Studio: 21st Century Film Corporation
Starring: Baird Stafford, Sharon Smith, C.J. CookeMik Cribben, Danny Ronan
Directed by: Romano Scavolini
Running Time: 98 min.
Synopsis: A man travels from New York to Florida is stalk and kill his ex-wife and children.
I first saw this film back in 1991 under the name Blood Splash. That was one of the many names to this film. I remember the video box cover to it had a picture of a woman with an ax to her head. It was a typical late 80’s video cover, where the scene on the cover isn’t even part of the movie. The cover also had a big label on it saying special make-up effects done by Tom Savini, when in fact Savini did not do the effects on the film and he was just a consultant. He actually threatened to sue because his name was just used to promote the film. The DVD copy I have still has Savini’s name on it as Director of Special Effects.
Nightmare is one of those underrated horror films of the 1980’s. It’s not your typical slasher film of that era where typically the killer’s identity would be a mystery and they would stalk and kill teenagers or young adults. This one you know who the killer is, who is battling mental problems and is terrorizing his ex-wife and their three children. The film starts off in New York with a man, George, who is an outpatient at a mental hospital who is on an experimental drug that allows him to walk the streets with other common folk. George use to be locked up in a mental hospital for a murder he did as a young boy, but is put on the drug and released from the hospital. Then he starts to have nightmares about the killing he did when he was a boy, which he can’t remember doing. As the images come clearer, George decides to hop in his car and drive to Florida to stalk his old family. He happens to kill a few people along the way and has the doctors from the hospital on his trail to try and stop him before he reaches his family.
With a mixture of scares, grittiness, brutality, and shocks make this film a great dark horror movie. Unlike other horror films of that time where the story is told through the victim or potential victim’s eyes, this one is mostly told through the killer’s. The opening to the film is great. There’s a shot of George in bed and then he throws off the covers and there’s a woman’s decapitated head underneath. He screams and then it cuts to him screaming in a straitjacket. There’s a few flashback scenes as him as a young boy watching his dad and a woman into some S&M. Throughout the film more scenes are shown with the woman’s head being chopped off with an ax by young George.
There’s another scene where George is walking the streets of New York passing plenty of porn shops and theaters. He enters one and watches a few nude dancers at a peep show. This scene shows the grittiness of New York’s 42nd St. back in the early 80’s. Some twisted images in the film with George looking through a small window at a dancer and flashes of the woman with his dad appear. As the window starts to close, George follows it down to make sure he doesn’t miss a glimpse of her naked flesh. Then there’s a part where he’s in a booth with a woman on the phone and he falls to the floor and starts to foam at the mouth. They are some real disturbing images during this scene that give the movie a dirty taste to it.

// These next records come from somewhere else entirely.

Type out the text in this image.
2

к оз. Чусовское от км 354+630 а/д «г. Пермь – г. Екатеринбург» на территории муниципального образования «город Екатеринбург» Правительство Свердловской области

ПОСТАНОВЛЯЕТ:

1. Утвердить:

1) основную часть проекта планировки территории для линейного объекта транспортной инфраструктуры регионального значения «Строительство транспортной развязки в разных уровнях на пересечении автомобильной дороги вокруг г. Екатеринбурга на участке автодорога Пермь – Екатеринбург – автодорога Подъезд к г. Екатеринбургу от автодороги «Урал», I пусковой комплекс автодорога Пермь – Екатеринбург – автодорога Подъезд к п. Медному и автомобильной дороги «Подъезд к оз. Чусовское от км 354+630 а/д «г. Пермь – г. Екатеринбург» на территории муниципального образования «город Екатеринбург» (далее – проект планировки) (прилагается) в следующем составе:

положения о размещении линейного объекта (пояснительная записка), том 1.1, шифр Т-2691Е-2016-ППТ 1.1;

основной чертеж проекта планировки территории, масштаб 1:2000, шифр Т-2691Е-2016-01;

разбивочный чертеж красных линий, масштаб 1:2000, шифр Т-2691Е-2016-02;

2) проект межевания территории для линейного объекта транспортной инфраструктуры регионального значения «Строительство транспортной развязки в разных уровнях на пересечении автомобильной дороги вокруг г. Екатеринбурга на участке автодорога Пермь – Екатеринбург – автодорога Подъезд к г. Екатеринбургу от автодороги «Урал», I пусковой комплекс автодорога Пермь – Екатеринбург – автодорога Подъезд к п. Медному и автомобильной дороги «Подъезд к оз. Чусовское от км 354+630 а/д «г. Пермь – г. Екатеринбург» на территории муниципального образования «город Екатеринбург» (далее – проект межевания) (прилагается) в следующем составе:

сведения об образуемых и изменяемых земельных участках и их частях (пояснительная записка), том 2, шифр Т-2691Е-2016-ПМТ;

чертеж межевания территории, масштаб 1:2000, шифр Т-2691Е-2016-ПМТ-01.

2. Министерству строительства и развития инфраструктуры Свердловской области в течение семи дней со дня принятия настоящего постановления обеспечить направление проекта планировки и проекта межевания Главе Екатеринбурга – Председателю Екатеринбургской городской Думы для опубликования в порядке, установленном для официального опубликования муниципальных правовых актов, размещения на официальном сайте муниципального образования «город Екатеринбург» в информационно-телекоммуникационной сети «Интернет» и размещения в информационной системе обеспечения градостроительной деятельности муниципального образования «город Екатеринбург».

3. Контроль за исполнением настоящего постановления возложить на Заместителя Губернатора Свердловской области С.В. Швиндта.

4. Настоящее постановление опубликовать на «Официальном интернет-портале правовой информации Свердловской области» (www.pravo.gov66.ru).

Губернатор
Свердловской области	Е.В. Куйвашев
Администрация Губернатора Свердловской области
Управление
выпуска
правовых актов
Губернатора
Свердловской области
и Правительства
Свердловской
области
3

They are plenty of creepy scenes and good scares throughout this film. As I stated above, this film is not your typical slasher film. The film almost has a sense of realism because the killer is a normal person (well not normal in the head though) and he doesn’t go around hiding behind a mask (although he wears a mask during the last kill scene of the film, but that’s it). The parts that are creepy just have George watching his family from across the street and following them when all of them are hanging out at the beach. There’s parts where George sneaks into their house when they not at home and he goes through his ex-wife’s panties and sniffs them.
One stand out scary moment is early on in the film, when George is traveling cross country and his car breaks down in Myrtle Beach and targets a young woman leaving a bar to steal her car. Before he steals it, he sneaks into the woman’s apartment and kills her. The scene is something that is seen in many horror films of that day, but it gives me the chills. The woman comes out of the shower to answer her phone. The phone goes dead and she ducks down revealing George right behind her. He then starts to strangle her with a thin wire causes her neck to bleed.
Another scary and shocking scene is when George is in Florida and he’s following his son, C.J. C.J. is messing around in an abandoned shack. A young girl jogging passes by the shack and sees his bike. She enters to investigate, but ends up getting sliced up by George. One of C.J.’s friends comes by to look for him. As he goes upstairs to the shack, C.J. is outside down below and calls out to him that he’s leaving. The boy finds the dead jogger and becomes George’s next victim. It’s always taboo to kill children in a film, that’s what makes the scene shocking.
This film is a great little horror film that pulls no punches. Romano Scavolini who directed the film didn’t do too much in the horror genre and mostly made films in Italy here and there in the 60’s and early 70’s then doing only three films in the 80’s (two in the early part of the decade and the other in ’88) then taking a break for almost twenty years and coming back in the 2000’s. Although he didn’t make that many films in the genre, Scavolini made an impact with his film, Nightmare. It has a good story, creepy mood to it, most of the acting is good, but some characters like the ex-wife and the doctors over act at times. Other than that it’s worth a watch if you haven’t seen it all ready and a must have in your DVD horror collection.